Sem dizer nada e tomada pelas lágrimas, Victoria seguiu até o quarto que Catarina arrumou para recebê-la, sem entender o porquê de seus pais esconderem tantas coisas durante toda sua vida. Era injusto não poder confrontá-los, mas no momento, só desejava que estivessem bem.

Essa dúvida a corroía por dentro, dificultando assimilar todos os acontecimentos alheios.

O quarto elegante e bem decorado soava como uma grande ironia, tendo em vista a situação em que foi colocada ao estar naquela casa. Completamente forçada a estar lá, sendo tratada como uma hóspede comum.
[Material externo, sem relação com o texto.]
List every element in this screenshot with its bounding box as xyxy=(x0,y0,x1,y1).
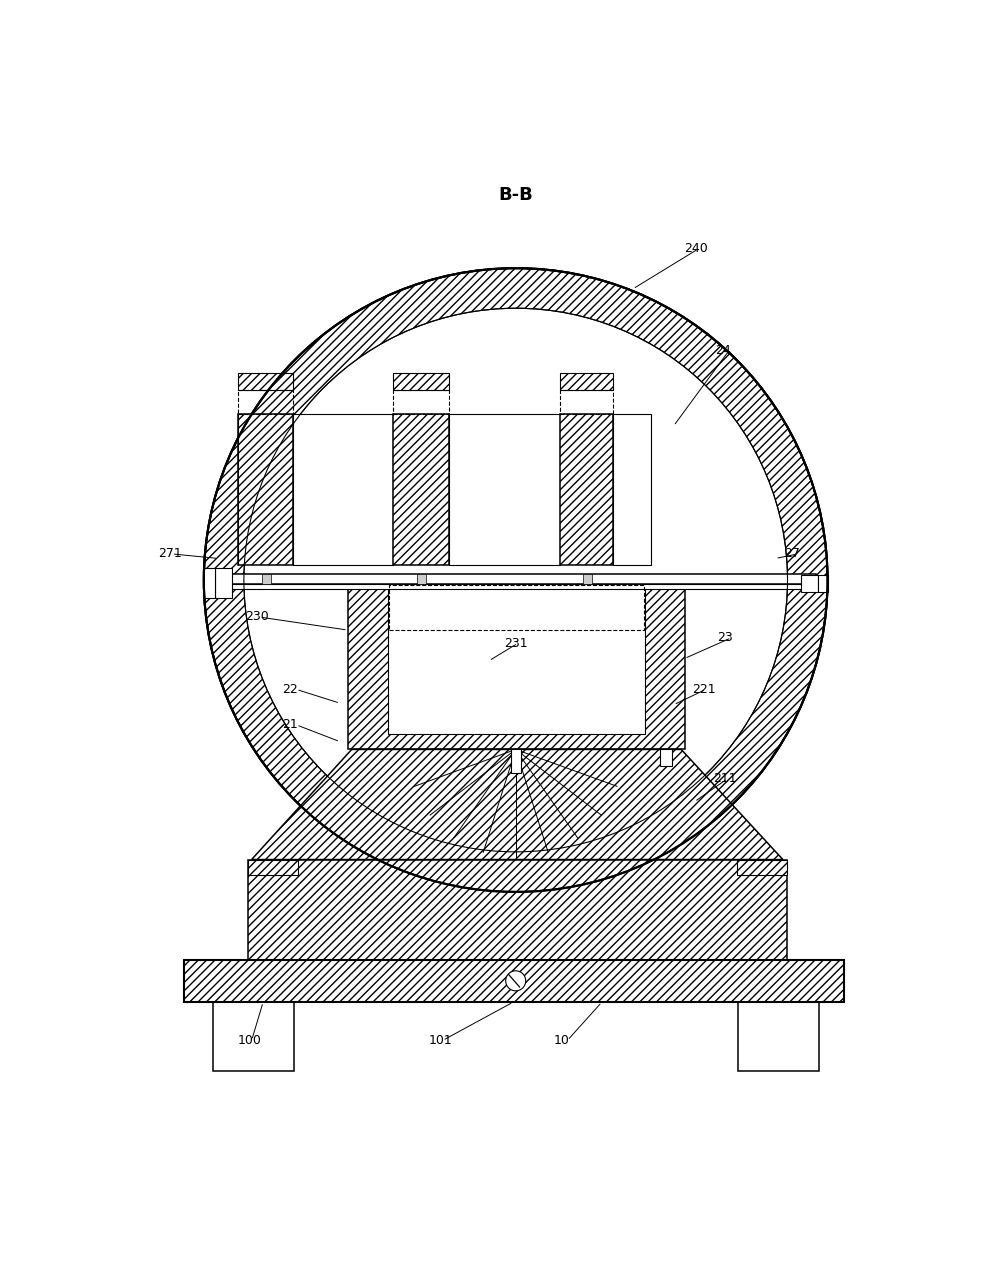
Polygon shape xyxy=(184,960,845,1001)
Bar xyxy=(184,960,845,1001)
Polygon shape xyxy=(252,749,782,860)
Polygon shape xyxy=(238,373,293,390)
Bar xyxy=(612,414,652,565)
Text: 22: 22 xyxy=(282,682,298,696)
Polygon shape xyxy=(394,373,449,390)
Polygon shape xyxy=(560,373,612,390)
Bar xyxy=(231,584,803,589)
Text: 231: 231 xyxy=(505,637,528,649)
Text: 240: 240 xyxy=(685,243,708,256)
Bar xyxy=(802,575,819,591)
Text: 21: 21 xyxy=(282,718,298,732)
Bar xyxy=(819,575,828,591)
Text: 27: 27 xyxy=(784,547,801,561)
Bar xyxy=(417,573,426,584)
Text: B-B: B-B xyxy=(498,186,533,204)
Ellipse shape xyxy=(203,268,828,891)
Bar xyxy=(583,573,592,584)
Text: 221: 221 xyxy=(692,682,716,696)
Bar xyxy=(511,749,521,772)
Polygon shape xyxy=(560,414,612,565)
Bar xyxy=(449,414,560,565)
Bar xyxy=(262,573,271,584)
Bar xyxy=(738,1001,819,1071)
Bar xyxy=(214,568,232,598)
Polygon shape xyxy=(737,860,786,875)
Bar xyxy=(293,414,394,565)
Text: 271: 271 xyxy=(158,547,181,561)
Bar xyxy=(203,568,214,598)
Text: 211: 211 xyxy=(714,772,737,785)
Text: 230: 230 xyxy=(246,610,269,623)
Bar xyxy=(217,573,816,584)
Polygon shape xyxy=(248,860,298,875)
Polygon shape xyxy=(394,414,449,565)
Ellipse shape xyxy=(244,308,787,852)
Text: 100: 100 xyxy=(238,1034,262,1047)
Circle shape xyxy=(506,971,526,991)
Bar xyxy=(388,584,645,734)
Polygon shape xyxy=(347,584,685,749)
Polygon shape xyxy=(238,414,293,565)
Bar xyxy=(213,1001,294,1071)
Bar xyxy=(660,749,672,766)
Bar xyxy=(238,414,667,565)
Text: 23: 23 xyxy=(717,632,733,644)
Text: 101: 101 xyxy=(429,1034,452,1047)
Polygon shape xyxy=(248,860,786,960)
Text: 10: 10 xyxy=(554,1034,569,1047)
Text: 24: 24 xyxy=(715,344,731,357)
Apesar disso, não reclamaria, após passar dias trancafiada em um cubículo sem ver a luz do dia.

Não conseguiu dormir durante a noite que se passou, não se sentia segura em fechar os olhos e repousar seu corpo em uma casa de bandidos, seja lá o que essas pessoas eram. O que salvou Victoria de enlouquecer durante a primeira noite, foi a enorme quantidade de livros em seu quarto.

Passou a noite em claro, folheando um dos muitos livros empoeirados da estante, mesmo que não conseguisse se concentrar completamente, ficando apavorada toda vez que ouvia passos em frente à sua porta.

Sem pregar os olhos uma única vez, se deu conta de que já havia amanhecido, quando sentiu um pequeno raio de sol atravessar a brecha da cortina grossa que cobria as janelas.

Ao se aproximar mais, abrindo as cortinas completamente, se deparou com um lindo lago em frente as janelas que iam do teto até o chão.

Seria o cenário perfeito, como um paraíso particular, se não fosse as circunstâncias em que estava. Por um momento, observando o lindo lago, Victoria se esqueceu de todo o pesadelo que estava vivenciando.

Porém, ao ouvir batidas em sua porta, se lembrou de que poderia demorar até que o pesadelo acabasse.

Antes de atender a porta, sem saber o que lhe aguardava, Victoria respirou fundo, pensando que teria que resistir. Devia isso a si mesma, e principalmente, devia aos seus pais.

Iria lutar para sair daquele lugar, de qualquer maneira.